Les parties ont été régulièrement averties du jour de l’audience.
Ont été entendus au cours de l’audience publique :
— le rapport de M. Boileau,
— les conclusions de Mme Grard, rapporteure publique,
— et les observations de Me Hollebecque, substituant Me Mostaert, représentant la commune de Glageon.
Considérant ce qui suit :
1. M. A B est agent de maîtrise employé par la commune de Glageon. Par un courrier reçu le 2 mai 2022, il a demandé à la commune de Glageon de réparer le préjudice qu’il estime avoir subi du fait d’agissements constitutifs de harcèlement moral. Par un courrier du 10 mai 2022, le maire de la commune a rejeté sa demande.
Sur les conclusions à fin d’injonction :
2. M. B demande au tribunal d’enjoindre à la commune de Glageon de lui fournir des conditions de travail conformes au code du travail en termes de formation, de sécurité et de hiérarchie.
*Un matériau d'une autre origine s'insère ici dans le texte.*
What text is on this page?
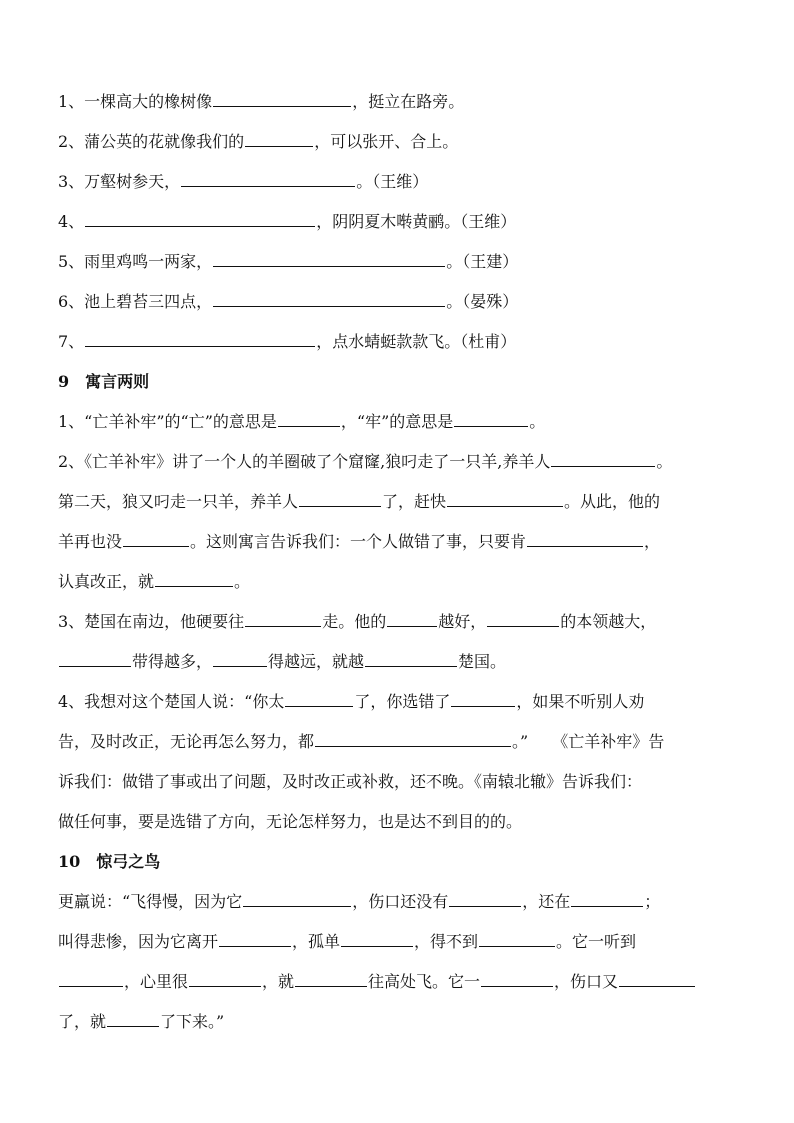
1、一棵高大的橡树像	，挺立在路旁。
2、蒲公英的花就像我们的	，可以张开、合上。
3、万壑树参天，	。（王维）
4、	，阴阴夏木啭黄鹂。（王维）
5、雨里鸡鸣一两家，	。（王建）
6、池上碧苔三四点，	。（晏殊）
7、	，点水蜻蜓款款飞。（杜甫）
9　寓言两则
1、“亡羊补牢”的“亡”的意思是	，“牢”的意思是	。
2、《亡羊补牢》讲了一个人的羊圈破了个窟窿,狼叼走了一只羊,养羊人	。
第二天，狼又叼走一只羊，养羊人	了，赶快	。从此，他的
羊再也没	。这则寓言告诉我们：一个人做错了事，只要肯	，
认真改正，就	。
3、楚国在南边，他硬要往	走。他的	越好，	的本领越大，
带得越多，	得越远，就越	楚国。
4、我想对这个楚国人说：“你太	了，你选错了	，如果不听别人劝
告，及时改正，无论再怎么努力，都	。”　　《亡羊补牢》告
诉我们：做错了事或出了问题，及时改正或补救，还不晚。《南辕北辙》告诉我们：
做任何事，要是选错了方向，无论怎样努力，也是达不到目的的。
10　惊弓之鸟
更羸说：“飞得慢，因为它	，伤口还没有	，还在	；
叫得悲惨，因为它离开	，孤单	，得不到	。它一听到
，心里很	，就	往高处飞。它一	，伤口又
了，就	了下来。”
Toutefois, en dehors des hypothèses prévues par les articles L. 911-1 et L. 911-2 du code de justice administrative, il n’appartient pas au juge administratif d’adresser des injonctions à l’administration. Dès lors, de telles conclusions, qui constituent des conclusions à fin d’injonction présentées à titre principal, sont manifestement irrecevables et doivent être rejetées.
Sur les conclusions indemnitaires :
3. Aux termes de l’article L. 133-2 du code général de la fonction publique : « Aucun agent public ne doit subir les agissements répétés de harcèlement moral qui ont pour objet ou pour effet une dégradation des conditions de travail susceptible de porter atteinte à ses droits et à sa dignité, d’altérer sa santé physique ou mentale ou de compromettre son avenir professionnel. ».
4. Il appartient à l’agent public qui soutient avoir été victime de faits constitutifs de harcèlement moral de soumettre au juge des éléments de fait susceptibles d’en faire présumer l’existence. Il incombe à l’administration de produire, en sens contraire, une argumentation de nature à démontrer que les agissements en cause sont justifiés par des considérations étrangères à tout harcèlement. La conviction du juge, à qui il revient d’apprécier si les agissements de harcèlement sont ou non établis, se détermine au vu de ces échanges contradictoires, qu’il peut compléter, en cas de doute, en ordonnant toute mesure d’instruction utile. Pour apprécier si des agissements dont il est allégué qu’ils sont constitutifs d’un harcèlement moral revêtent un tel caractère, le juge administratif doit tenir compte des comportements respectifs de l’agent auquel il est reproché d’avoir exercé de tels agissements et de l’agent qui estime avoir été victime d’un harcèlement moral. Pour être qualifiés de harcèlement moral, ces agissements doivent être répétés et excéder les limites de l’exercice normal du pouvoir hiérarchique.
5. M. B se borne à lister de manière non circonstanciée des faits, sans apporter le moindre début de preuve quant à leur existence, qu’il considère comme traduisant des agissements constitutifs de harcèlement moral à son encontre. Ainsi, le requérant n’apporte pas les éléments permettant de faire présumer l’existence d’une situation de harcèlement moral. Par suite, M. B n’est pas fondé à engager la responsabilité pour faute de la commune de Glageon.
6. Il résulte de tout ce qui précède que la requête de M. B doit être rejetée dans toutes ses conclusions.
7. Il y a lieu de mettre à la charge de M. B une somme de 300 euros à verser à la commune de Glageon au titre de l’article L. 761-1 du code de justice administrative.
D E C I D E :
Article 1er : La requête de M. B est rejetée.
Article 2 : M. B versera à la commune de Glageon une somme de 300 euros au titre de l’article L. 761-1 du code de justice administrative.
Article 3 : Le présent jugement sera notifié à M. A B et à la commune de Glageon.
Délibéré après l’audience du 24 juin 2025, à laquelle siégeaient :
Mme Leguin, présidente,
Mme Piou, première conseillère,
M. Boileau, conseiller.
Rendu public par mise à disposition au greffe le 15 juillet 2025.
Le rapporteur,
signé
C. Boileau
La présidente,
signé
A-M. Leguin La greffière,
signé
S. Sing
La République mande et ordonne au préfet du Nord en ce qui le concerne ou à tous commissaires de justice à ce requis en ce qui concerne les voies de droit commun contre les parties privées, de pourvoir à l’exécution de la présente décision.